Write the year of your birth on the bottom horizontal line in between the two parallel lines of your timeline. To the right of the timeline, outside the parallel diagonals, write what happened that year. For example, "I am born in Akron Ohio on Feb 27 in Akron General Hospital." Note: when you put an event onto your timeline, be as factually specific as you can.
Move up one horizontal line, and write the next year between the two parallels. Keep going, numbering the years of the timeline until you reach the top of the page. I find it helpful to mark off my timeline into five year increments. If you are using the recommended 17 x 22 4 squares to the inch graph paper, you will have one long horizontal for each of 68 years. Even if you are older than 68, just do these first 68. If you want, flip the paper over, and write in the rest of your years on the back, that's fine.
At about this point, my students always ask why do I recommend the diagonal line business? Why not just write the years down the left margin of the sheet and then write events that happened on the appropriate lines? You're probably thinking this too, and the quick answer is that works just fine too. For what it's worth, though, here's why I like the diagonal business:
Two reasons:
- The diagonal timeline that rises up across the paper from birth towards today has a kind of emotional lift about it. It seems to encourage the mind to think in terms of stories. It whispers you life has been going somewhere, and that's a rather nice thought.
- By cutting up through the middle of the page this way, the timeline can be used to track two different kinds of events at the same time. For example, when I created my own timeline, I wrote milestone and turning point events on the right side of the diagonal and trips/historical events/and my publications on the left side. This helped me think about how events of my internal life fit with more public kinds of life events. Since I moved around a lot during my twenties and thirties, I also began writing my addresses along the outside diagonals of the timeline, so I knew where I was when things happened. Needless to day, it took me a while to figure out what I wanted to do with this timeline thing, what I wanted to track through time. That's where pencil and eraser come in.
Fill in events on your timeline
It's easiest to start with the biggest milestones in your life: your birth, the year you graduated from high school or college; when you got that first big job or were promoted; when you met the love of your life; when your kids or grandkids were born; when you joined the peace corps, got polio, or were appointed captain of the team, won a gold medal in the Olympics, immigrated to Australia, or you nearly died. You know, The Big Stuff in your life. Start with that.

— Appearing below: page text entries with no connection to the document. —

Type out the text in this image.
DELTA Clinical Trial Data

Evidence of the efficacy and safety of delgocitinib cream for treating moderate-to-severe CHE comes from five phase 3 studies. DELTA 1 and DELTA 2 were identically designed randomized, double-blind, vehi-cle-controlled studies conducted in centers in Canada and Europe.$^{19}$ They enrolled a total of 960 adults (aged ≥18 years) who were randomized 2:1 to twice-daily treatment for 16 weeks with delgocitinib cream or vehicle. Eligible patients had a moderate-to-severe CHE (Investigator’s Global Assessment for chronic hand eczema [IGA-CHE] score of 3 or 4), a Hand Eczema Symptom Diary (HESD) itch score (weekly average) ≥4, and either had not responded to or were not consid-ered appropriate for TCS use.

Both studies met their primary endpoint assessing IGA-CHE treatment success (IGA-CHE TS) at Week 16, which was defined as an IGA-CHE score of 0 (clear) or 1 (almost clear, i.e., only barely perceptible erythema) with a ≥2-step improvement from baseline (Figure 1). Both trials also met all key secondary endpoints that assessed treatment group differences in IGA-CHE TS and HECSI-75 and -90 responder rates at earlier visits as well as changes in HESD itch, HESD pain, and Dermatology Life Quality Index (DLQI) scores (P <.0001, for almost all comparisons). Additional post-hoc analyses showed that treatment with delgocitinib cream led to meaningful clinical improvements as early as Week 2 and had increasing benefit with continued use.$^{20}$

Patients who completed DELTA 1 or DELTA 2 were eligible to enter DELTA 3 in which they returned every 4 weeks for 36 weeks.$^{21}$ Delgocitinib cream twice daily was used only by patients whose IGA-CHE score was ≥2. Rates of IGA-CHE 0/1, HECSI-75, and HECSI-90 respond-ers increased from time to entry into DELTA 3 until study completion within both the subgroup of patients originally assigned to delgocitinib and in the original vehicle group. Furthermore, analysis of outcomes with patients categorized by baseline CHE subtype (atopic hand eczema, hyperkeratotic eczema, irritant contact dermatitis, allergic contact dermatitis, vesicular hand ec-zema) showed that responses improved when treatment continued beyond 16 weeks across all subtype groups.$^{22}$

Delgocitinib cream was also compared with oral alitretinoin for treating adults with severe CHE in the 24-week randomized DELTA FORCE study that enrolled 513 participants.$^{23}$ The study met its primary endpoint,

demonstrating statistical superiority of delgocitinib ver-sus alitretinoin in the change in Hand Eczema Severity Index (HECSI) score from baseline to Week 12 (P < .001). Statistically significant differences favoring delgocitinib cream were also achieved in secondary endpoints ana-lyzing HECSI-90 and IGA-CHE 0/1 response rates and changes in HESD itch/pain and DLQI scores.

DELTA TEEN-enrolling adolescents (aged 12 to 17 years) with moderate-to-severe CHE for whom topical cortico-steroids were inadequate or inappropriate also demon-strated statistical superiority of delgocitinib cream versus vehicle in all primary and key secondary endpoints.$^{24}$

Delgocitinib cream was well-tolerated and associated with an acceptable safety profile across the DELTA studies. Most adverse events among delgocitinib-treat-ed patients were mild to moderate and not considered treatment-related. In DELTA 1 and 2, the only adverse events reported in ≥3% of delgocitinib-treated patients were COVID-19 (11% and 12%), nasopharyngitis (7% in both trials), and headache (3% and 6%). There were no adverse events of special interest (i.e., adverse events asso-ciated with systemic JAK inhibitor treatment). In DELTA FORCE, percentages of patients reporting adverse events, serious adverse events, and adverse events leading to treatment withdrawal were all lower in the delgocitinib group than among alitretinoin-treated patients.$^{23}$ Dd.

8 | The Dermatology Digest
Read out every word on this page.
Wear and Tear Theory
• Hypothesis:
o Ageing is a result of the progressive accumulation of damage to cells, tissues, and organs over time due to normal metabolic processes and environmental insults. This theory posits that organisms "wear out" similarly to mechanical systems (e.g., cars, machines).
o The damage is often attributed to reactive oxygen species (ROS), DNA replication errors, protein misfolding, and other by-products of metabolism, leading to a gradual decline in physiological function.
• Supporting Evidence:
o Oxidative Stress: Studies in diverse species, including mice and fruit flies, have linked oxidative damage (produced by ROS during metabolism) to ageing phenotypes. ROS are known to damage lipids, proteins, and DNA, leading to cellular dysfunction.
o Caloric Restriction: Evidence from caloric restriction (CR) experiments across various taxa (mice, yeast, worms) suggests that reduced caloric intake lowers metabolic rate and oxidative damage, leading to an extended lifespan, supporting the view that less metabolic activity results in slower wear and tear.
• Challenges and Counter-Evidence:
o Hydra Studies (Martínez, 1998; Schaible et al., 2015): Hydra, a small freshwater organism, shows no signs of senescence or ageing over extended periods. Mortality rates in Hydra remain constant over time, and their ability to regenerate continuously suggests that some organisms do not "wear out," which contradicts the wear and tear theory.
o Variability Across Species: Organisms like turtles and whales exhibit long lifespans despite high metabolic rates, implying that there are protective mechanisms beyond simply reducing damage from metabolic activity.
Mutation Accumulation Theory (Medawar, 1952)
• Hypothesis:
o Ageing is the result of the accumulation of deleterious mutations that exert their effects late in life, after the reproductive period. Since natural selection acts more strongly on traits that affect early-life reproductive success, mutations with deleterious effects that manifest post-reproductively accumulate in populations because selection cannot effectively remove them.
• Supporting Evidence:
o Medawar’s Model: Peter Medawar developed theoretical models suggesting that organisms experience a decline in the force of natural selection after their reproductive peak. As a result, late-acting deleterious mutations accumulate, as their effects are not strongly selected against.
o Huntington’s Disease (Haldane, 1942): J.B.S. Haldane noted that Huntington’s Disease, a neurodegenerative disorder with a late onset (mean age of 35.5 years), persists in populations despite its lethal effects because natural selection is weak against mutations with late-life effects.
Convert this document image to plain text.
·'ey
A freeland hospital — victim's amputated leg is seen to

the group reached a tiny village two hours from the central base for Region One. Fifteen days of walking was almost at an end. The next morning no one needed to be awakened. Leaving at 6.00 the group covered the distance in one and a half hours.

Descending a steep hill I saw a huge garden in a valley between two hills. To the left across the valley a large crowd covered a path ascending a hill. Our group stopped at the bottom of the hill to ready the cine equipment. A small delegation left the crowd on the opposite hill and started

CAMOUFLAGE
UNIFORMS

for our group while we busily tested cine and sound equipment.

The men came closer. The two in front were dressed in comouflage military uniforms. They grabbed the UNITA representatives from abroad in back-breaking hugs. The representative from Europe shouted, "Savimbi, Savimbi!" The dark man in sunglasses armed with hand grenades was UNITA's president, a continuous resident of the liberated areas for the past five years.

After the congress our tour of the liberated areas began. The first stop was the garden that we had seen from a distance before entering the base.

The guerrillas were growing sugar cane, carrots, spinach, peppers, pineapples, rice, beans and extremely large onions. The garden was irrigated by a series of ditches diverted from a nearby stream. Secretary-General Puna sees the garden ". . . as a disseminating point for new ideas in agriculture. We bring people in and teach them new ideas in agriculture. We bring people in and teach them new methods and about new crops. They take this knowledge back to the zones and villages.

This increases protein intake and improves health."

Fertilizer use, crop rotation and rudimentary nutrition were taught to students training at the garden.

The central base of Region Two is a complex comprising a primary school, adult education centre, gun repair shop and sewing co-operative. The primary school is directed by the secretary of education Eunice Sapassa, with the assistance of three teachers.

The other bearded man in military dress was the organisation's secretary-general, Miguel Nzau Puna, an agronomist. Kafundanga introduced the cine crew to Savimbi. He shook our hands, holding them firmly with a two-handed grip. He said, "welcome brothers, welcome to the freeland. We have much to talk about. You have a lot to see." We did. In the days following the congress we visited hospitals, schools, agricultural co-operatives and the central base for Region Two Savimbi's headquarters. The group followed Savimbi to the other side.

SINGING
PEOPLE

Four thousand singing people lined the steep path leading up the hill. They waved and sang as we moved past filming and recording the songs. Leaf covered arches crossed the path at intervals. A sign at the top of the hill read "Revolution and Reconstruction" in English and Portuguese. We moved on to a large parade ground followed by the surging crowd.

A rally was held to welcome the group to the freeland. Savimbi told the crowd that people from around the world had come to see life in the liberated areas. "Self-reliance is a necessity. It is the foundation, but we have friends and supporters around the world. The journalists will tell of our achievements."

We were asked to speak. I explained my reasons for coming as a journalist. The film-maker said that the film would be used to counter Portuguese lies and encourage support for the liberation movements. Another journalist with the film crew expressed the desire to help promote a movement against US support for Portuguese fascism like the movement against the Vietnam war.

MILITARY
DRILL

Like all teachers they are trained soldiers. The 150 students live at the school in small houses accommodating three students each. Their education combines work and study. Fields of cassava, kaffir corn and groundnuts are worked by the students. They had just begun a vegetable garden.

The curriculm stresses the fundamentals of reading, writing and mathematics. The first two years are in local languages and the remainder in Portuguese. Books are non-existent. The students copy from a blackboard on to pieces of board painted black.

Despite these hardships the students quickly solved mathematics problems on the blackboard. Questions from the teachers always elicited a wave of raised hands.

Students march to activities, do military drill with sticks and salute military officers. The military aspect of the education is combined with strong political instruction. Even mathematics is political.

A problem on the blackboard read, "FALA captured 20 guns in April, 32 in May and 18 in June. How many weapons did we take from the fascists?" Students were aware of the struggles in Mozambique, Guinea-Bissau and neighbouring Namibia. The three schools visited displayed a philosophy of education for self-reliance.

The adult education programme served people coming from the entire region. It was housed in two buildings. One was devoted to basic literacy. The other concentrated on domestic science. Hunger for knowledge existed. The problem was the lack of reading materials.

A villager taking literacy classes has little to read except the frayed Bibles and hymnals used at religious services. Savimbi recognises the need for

Always write small but legibly, in pencil. You don't need to complete it immediately--in fact, you probably can't. Do keep your timeline in a pocket of your binder. Get it out and add things as you remember them or look things up. Don't be afraid to dig down into the memorabilia in the back of the closet or a box under your bed or to call your sister or write an old friend from grade school. It's part of this adventure.
As you fill in your timeline do write down details of place, persons, and specific dates. Don't succumb to the vague.
Types of event to write on your timeline:
- births, marriages, divorces, romances, deaths (of persons/animals important to your life)
- household moves (try writing addresses of your changing residences along the diagonal timeline)
- trips, travels, adventures of note
- educational and career landmarks
- jobs (paid and unpaid)
- "Firsts" - your awards, recognitions, publications, wins, elected or appointed offices
- illnesses, traumas of one sort or another
- historic events in which you participated or that affected you personally
- crucial events and turning points (more on this later)
From time to time, sit back and consider your timeline. Do you see patterns that might help you structure your memoir? Did this exercise trigger ideas and memories to add to your memory bank?